Tout ce qui se trouvait dans les forteresses ou châteaux pris à l’ennemi appartenait au connétable, à l’exception de l’or et des prisonniers qui étaient au roi. Parmi les chevaux enlevés à l’adversaire, il choisissait aussitôt après le roi. Si ce dernier n’était pas présent lors de la prise d’une forteresse, c’était la bannière du connétable que l’on hissait. Sur le champ de bataille, le roi lui-même ne pouvait décider de charger ni d’attaquer sans avoir pris conseil et ordres du connétable. Celui-ci encore assistait obligatoirement au sacre où il portait l’épée devant le roi.

Sous les règnes de Philippe le Bel et de ses trois fils, ainsi que pendant la première année du règne de Philippe VI de Valois, le connétable de France fut Gaucher de Châtillon, comte de Porcien, qui devait mourir octogénaire en 1329.

Le chancelier de France, assisté d’un vice-chancelier et de notaires qui étaient des clercs de la chapelle royale, avait charge de préparer la rédaction des actes et d’y apposer le sceau royal dont il était gardien, d’où son titre également de garde des Sceaux. Il siégeait au Conseil étroit et à l’Assemblée des pairs. Il était le chef de la magistrature, présidait toutes les commissions judiciaires et portait la parole au nom du roi dans les lits de justice.

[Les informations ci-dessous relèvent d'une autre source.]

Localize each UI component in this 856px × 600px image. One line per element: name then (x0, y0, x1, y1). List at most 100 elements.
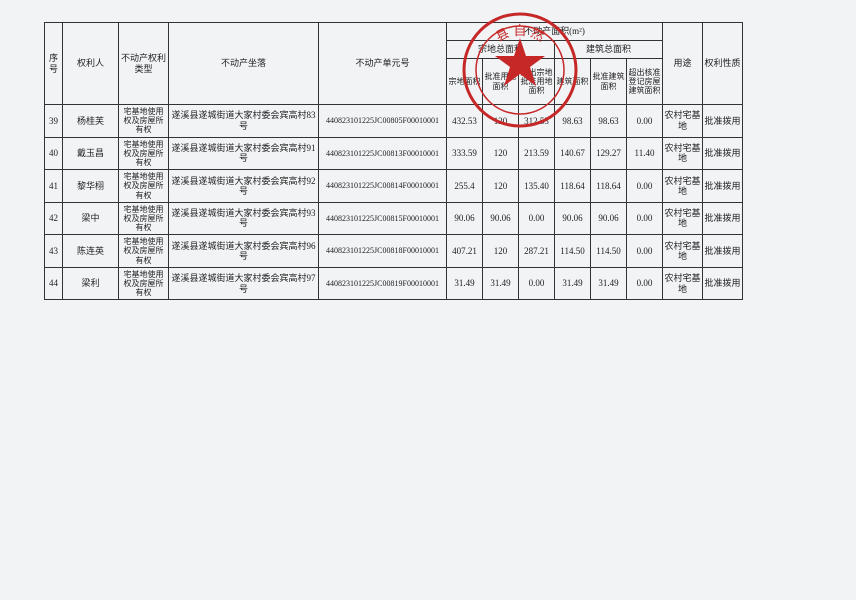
col-excess-land: 超出宗地批准用地面积 (519, 59, 555, 105)
cell: 0.00 (627, 170, 663, 203)
cell: 遂溪县遂城街道大家村委会宾高村96号 (169, 235, 319, 268)
cell: 农村宅基地 (663, 267, 703, 300)
cell: 407.21 (447, 235, 483, 268)
cell: 宅基地使用权及房屋所有权 (119, 235, 169, 268)
cell: 312.53 (519, 105, 555, 138)
col-approved-land: 批准用地面积 (483, 59, 519, 105)
cell: 0.00 (519, 267, 555, 300)
cell: 0.00 (627, 267, 663, 300)
cell: 农村宅基地 (663, 202, 703, 235)
table-row: 39杨桂芙宅基地使用权及房屋所有权遂溪县遂城街道大家村委会宾高村83号44082… (45, 105, 743, 138)
cell: 宅基地使用权及房屋所有权 (119, 170, 169, 203)
cell: 440823101225JC00805F00010001 (319, 105, 447, 138)
cell: 43 (45, 235, 63, 268)
cell: 120 (483, 105, 519, 138)
cell: 宅基地使用权及房屋所有权 (119, 137, 169, 170)
cell: 遂溪县遂城街道大家村委会宾高村97号 (169, 267, 319, 300)
cell: 440823101225JC00813F00010001 (319, 137, 447, 170)
cell: 40 (45, 137, 63, 170)
cell: 戴玉昌 (63, 137, 119, 170)
property-table: 序号 权利人 不动产权利类型 不动产坐落 不动产单元号 不动产面积(m²) 用途… (44, 22, 743, 300)
cell: 98.63 (555, 105, 591, 138)
cell: 90.06 (555, 202, 591, 235)
cell: 90.06 (483, 202, 519, 235)
cell: 黎华栩 (63, 170, 119, 203)
cell: 432.53 (447, 105, 483, 138)
cell: 遂溪县遂城街道大家村委会宾高村83号 (169, 105, 319, 138)
col-use: 用途 (663, 23, 703, 105)
cell: 批准拨用 (703, 105, 743, 138)
col-area-group: 不动产面积(m²) (447, 23, 663, 41)
table-row: 40戴玉昌宅基地使用权及房屋所有权遂溪县遂城街道大家村委会宾高村91号44082… (45, 137, 743, 170)
col-land-group: 宗地总面积 (447, 41, 555, 59)
cell: 44 (45, 267, 63, 300)
cell: 213.59 (519, 137, 555, 170)
cell: 114.50 (555, 235, 591, 268)
col-owner: 权利人 (63, 23, 119, 105)
cell: 440823101225JC00815F00010001 (319, 202, 447, 235)
cell: 梁中 (63, 202, 119, 235)
cell: 41 (45, 170, 63, 203)
table-body: 39杨桂芙宅基地使用权及房屋所有权遂溪县遂城街道大家村委会宾高村83号44082… (45, 105, 743, 300)
cell: 333.59 (447, 137, 483, 170)
cell: 140.67 (555, 137, 591, 170)
cell: 42 (45, 202, 63, 235)
col-bld-group: 建筑总面积 (555, 41, 663, 59)
table-row: 42梁中宅基地使用权及房屋所有权遂溪县遂城街道大家村委会宾高村93号440823… (45, 202, 743, 235)
cell: 0.00 (627, 202, 663, 235)
cell: 农村宅基地 (663, 170, 703, 203)
cell: 31.49 (483, 267, 519, 300)
cell: 440823101225JC00818F00010001 (319, 235, 447, 268)
cell: 0.00 (519, 202, 555, 235)
cell: 90.06 (591, 202, 627, 235)
cell: 宅基地使用权及房屋所有权 (119, 267, 169, 300)
cell: 114.50 (591, 235, 627, 268)
cell: 农村宅基地 (663, 137, 703, 170)
col-loc: 不动产坐落 (169, 23, 319, 105)
cell: 440823101225JC00814F00010001 (319, 170, 447, 203)
col-nature: 权利性质 (703, 23, 743, 105)
cell: 0.00 (627, 235, 663, 268)
cell: 135.40 (519, 170, 555, 203)
cell: 98.63 (591, 105, 627, 138)
cell: 批准拨用 (703, 202, 743, 235)
cell: 129.27 (591, 137, 627, 170)
cell: 农村宅基地 (663, 235, 703, 268)
cell: 梁利 (63, 267, 119, 300)
cell: 255.4 (447, 170, 483, 203)
col-type: 不动产权利类型 (119, 23, 169, 105)
table-row: 41黎华栩宅基地使用权及房屋所有权遂溪县遂城街道大家村委会宾高村92号44082… (45, 170, 743, 203)
col-unit: 不动产单元号 (319, 23, 447, 105)
col-approved-bld: 批准建筑面积 (591, 59, 627, 105)
cell: 287.21 (519, 235, 555, 268)
cell: 批准拨用 (703, 267, 743, 300)
cell: 118.64 (555, 170, 591, 203)
cell: 90.06 (447, 202, 483, 235)
cell: 0.00 (627, 105, 663, 138)
cell: 31.49 (555, 267, 591, 300)
cell: 陈连英 (63, 235, 119, 268)
cell: 120 (483, 137, 519, 170)
cell: 11.40 (627, 137, 663, 170)
cell: 120 (483, 170, 519, 203)
cell: 遂溪县遂城街道大家村委会宾高村91号 (169, 137, 319, 170)
cell: 宅基地使用权及房屋所有权 (119, 202, 169, 235)
cell: 31.49 (447, 267, 483, 300)
cell: 120 (483, 235, 519, 268)
cell: 农村宅基地 (663, 105, 703, 138)
cell: 遂溪县遂城街道大家村委会宾高村93号 (169, 202, 319, 235)
col-seq: 序号 (45, 23, 63, 105)
col-excess-bld: 超出核准登记房屋建筑面积 (627, 59, 663, 105)
cell: 宅基地使用权及房屋所有权 (119, 105, 169, 138)
cell: 杨桂芙 (63, 105, 119, 138)
cell: 批准拨用 (703, 235, 743, 268)
cell: 遂溪县遂城街道大家村委会宾高村92号 (169, 170, 319, 203)
col-bld-total: 建筑面积 (555, 59, 591, 105)
cell: 31.49 (591, 267, 627, 300)
col-land-total: 宗地面积 (447, 59, 483, 105)
table-row: 43陈连英宅基地使用权及房屋所有权遂溪县遂城街道大家村委会宾高村96号44082… (45, 235, 743, 268)
cell: 440823101225JC00819F00010001 (319, 267, 447, 300)
table-row: 44梁利宅基地使用权及房屋所有权遂溪县遂城街道大家村委会宾高村97号440823… (45, 267, 743, 300)
cell: 118.64 (591, 170, 627, 203)
cell: 39 (45, 105, 63, 138)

Le chancelier, par tradition, était un ecclésiastique. Lorsque, en 1307, Philippe le Bel destitua son chancelier, l’évêque de Narbonne, et remit les sceaux à Guillaume de Nogaret, celui-ci, n’étant pas homme d’Église, ne reçut pas le titre de chancelier mais celui créé à son intention de « secrétaire général du royaume », tandis que Marigny était fait « coadjuteur et recteur général du royaume ».

Le chancelier de Louis X fut, dès le commencement de l’année 1315, Étienne de Mornay, chanoine d’Auxerre et de Soissons, précédemment chancelier du comte de Valois.

Le souverain maître de l’hôtel, appelé plus tard grand maître de France, commandait à tout le personnel noble et roturier au service du souverain ; il avait sous ses ordres l’argentier, qui tenait les comptes de la maison royale et l’inventaire du mobilier, des étoffes et de la garde-robe. Il siégeait au Conseil.

Venaient ensuite, parmi les grands officiers de la couronne : le grand maître des arbalétriers, qui dépendait du connétable, et le grand chambellan.

Le grand chambellan avait soin des armes et vêtements du roi ; il devait se tenir auprès de lui tant de jour que de nuit « quand la reine n’y était pas ». Il avait la garde du sceau secret, pouvait recevoir les hommages au nom du roi et faire prêter serment de fidélité. Il organisait les cérémonies où le roi armait de nouveaux chevaliers, administrait la cassette privée, assistait à l’assemblée des pairs. Parce qu’il était chargé de la garde-robe royale, il avait juridiction sur les merciers et tous les métiers du vêtement, et commandait au fonctionnaire nommé « roi des merciers » qui vérifiait les poids et mesures, balances et aunages.

D’autres charges enfin, survivance de fonctions tombées en désuétude, n’étaient plus qu’honorifiques mais donnaient toutefois accès au Conseil du roi ; telles étaient les charges de grand chambrier, grand bouteiller et grand panetier, tenues respectivement à l’époque qui nous occupe par Louis Ier de Bourbon, le comte de Châtillon Saint-Paul, et Bouchard de Montmorency.